Following a season of strong demand, California fig growers think they might just see that same level of demand for their 2021 season.
“Everything looks good. The crop’s coming along. We’ve had some good rains lately and the snow has been ample up until now in the mountains. We’re probably a little short on rain but most of our water comes from the hills in the form of snow,” says Paul Mesple of Mesple Farms in Fresno, CA. “We’ve done a lot of the winter irrigation already so I think we’re in good shape. The trees look really good so we’ll have a good year coming.”
A month ago, the climate was warm and dry potentially pushing the first crop of Mission figs to possibly start earlier than usual. The season generally begins around May 25th further south in California and 15-20 days later, around June 15th, in the Central Valley where Mesple Farms is located. But Mesple notes that March rains and cooler temperatures mean the crop should start as usual.
Fall wrap up
“We usually harvest until mid-October depending on the weather. Once it rains, it can be hard to keep going though a few growers will go into early November. Though those are more the Brown Turkey fig variety,” says Mesple, adding that overall acreage has increased slightly this year.

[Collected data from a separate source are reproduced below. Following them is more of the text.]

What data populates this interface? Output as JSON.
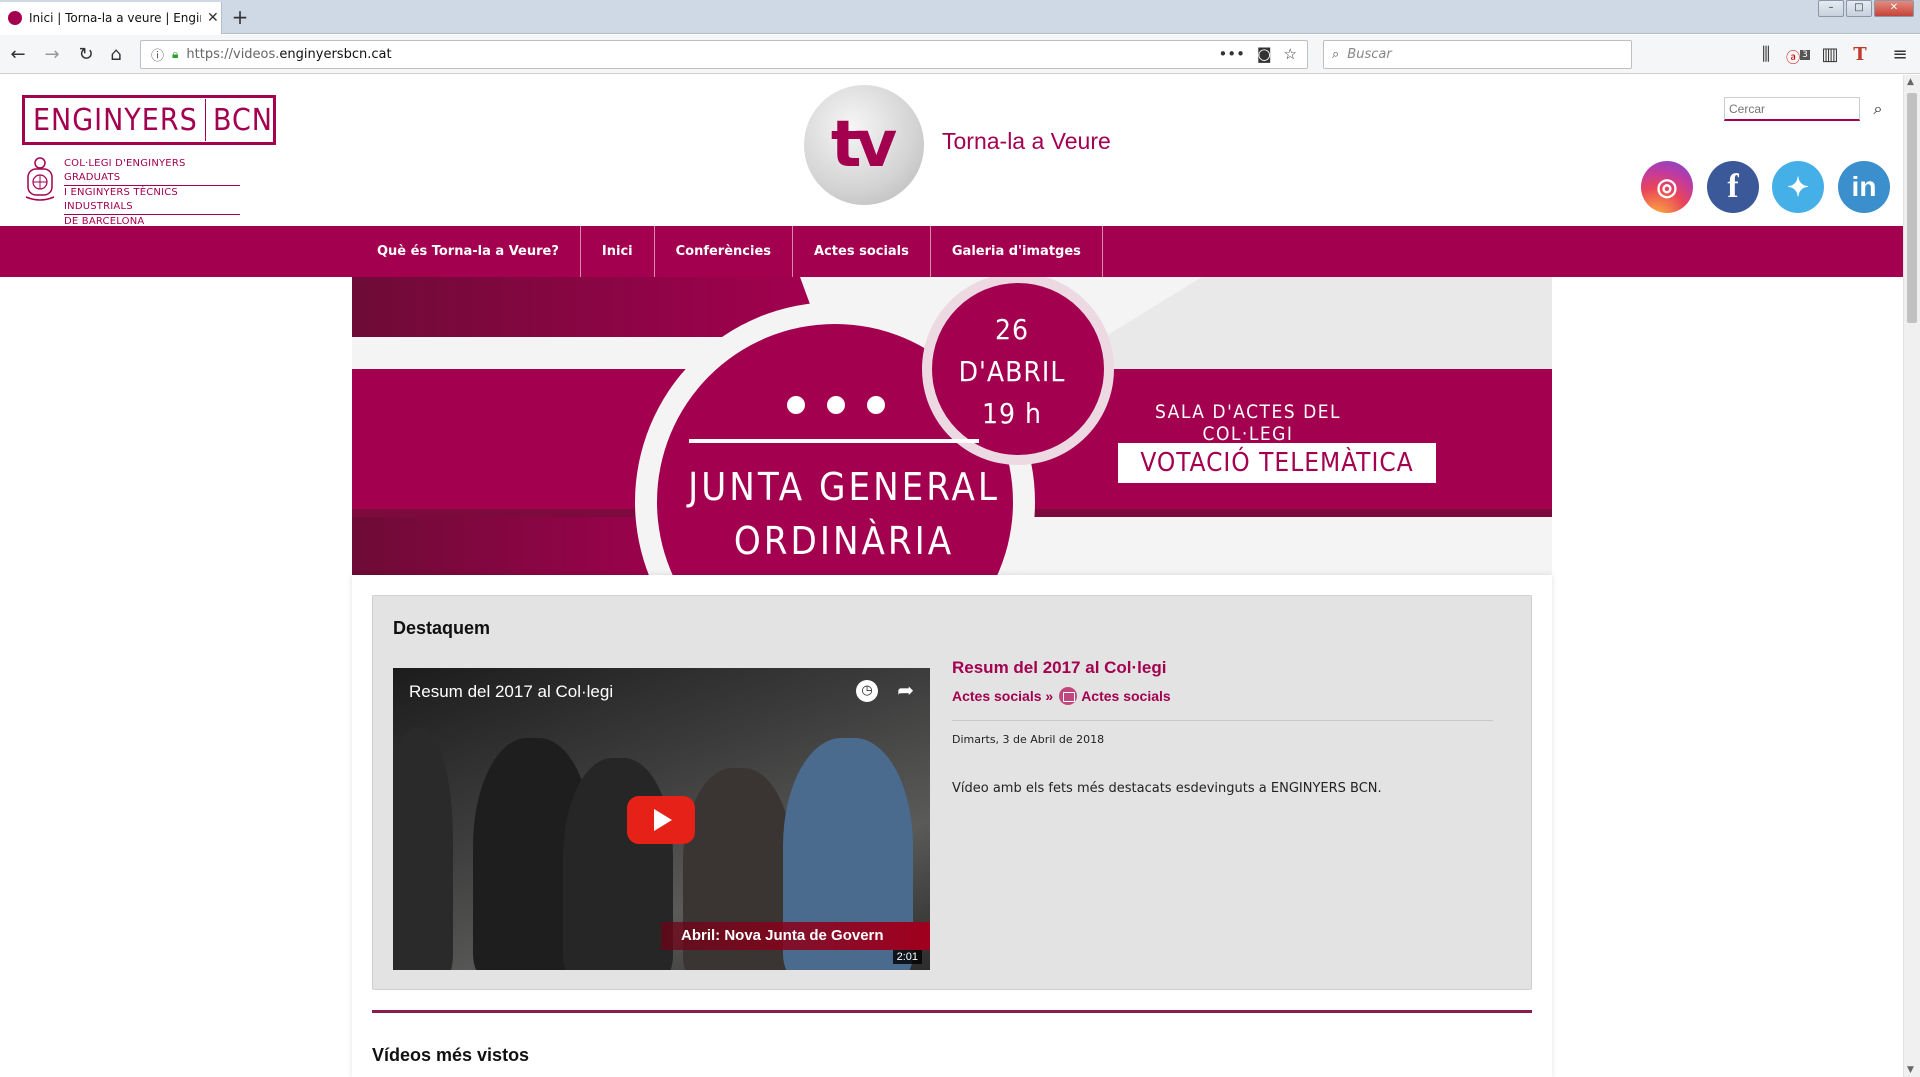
{
  "browser": {
    "tab_title": "Inici | Torna-la a veure | Enginy",
    "tab_close": "✕",
    "new_tab": "+",
    "url_prefix": "https://videos.",
    "url_domain": "enginyersbcn.cat",
    "search_placeholder": "Buscar",
    "ublock_badge": "3"
  },
  "header": {
    "logo_left": "ENGINYERS",
    "logo_right": "BCN",
    "college_lines": [
      "COL·LEGI D'ENGINYERS GRADUATS",
      "I ENGINYERS TÈCNICS INDUSTRIALS",
      "DE BARCELONA"
    ],
    "tv_logo": "tv",
    "site_title": "Torna-la a Veure",
    "search_placeholder": "Cercar"
  },
  "social": {
    "instagram": "◎",
    "facebook": "f",
    "twitter": "✦",
    "linkedin": "in"
  },
  "menu": {
    "items": [
      "Què és Torna-la a Veure?",
      "Inici",
      "Conferències",
      "Actes socials",
      "Galeria d'imatges"
    ]
  },
  "banner": {
    "date_day": "26",
    "date_month": "D'ABRIL",
    "date_time": "19 h",
    "title_line1": "JUNTA GENERAL",
    "title_line2": "ORDINÀRIA",
    "location": "SALA D'ACTES DEL COL·LEGI",
    "voting": "VOTACIÓ TELEMÀTICA"
  },
  "featured": {
    "heading": "Destaquem",
    "video": {
      "title": "Resum del 2017 al Col·legi",
      "lower_third": "Abril: Nova Junta de Govern",
      "duration": "2:01"
    },
    "item_title": "Resum del 2017 al Col·legi",
    "category_parent": "Actes socials",
    "category_separator": "»",
    "category_child": "Actes socials",
    "date": "Dimarts, 3 de Abril de 2018",
    "description": "Vídeo amb els fets més destacats esdevinguts a ENGINYERS BCN."
  },
  "most_viewed": {
    "heading": "Vídeos més vistos"
  },
  "colors": {
    "brand": "#a30050",
    "brand_dark": "#7c0a3d",
    "banner_band": "#a30050"
  }
}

This crop will meet what Mesple believes to be strong demand. “Demand last year was good. Some of our figs go to restaurants and that had less demand. But people shopped for groceries and bought more things from their grocery store,” he says. “I think demand this year will be every bit as good and possibly better with restaurants reopening.”
Pricing was not historically different from last year, despite the increased demand. “This year, we hope prices will go up because our costs are going up,” says Mesple. “And if prices don’t remain on the stronger side, certain varieties of figs such as Mission can go to dried. That’s our advantage—we have that safety valve.”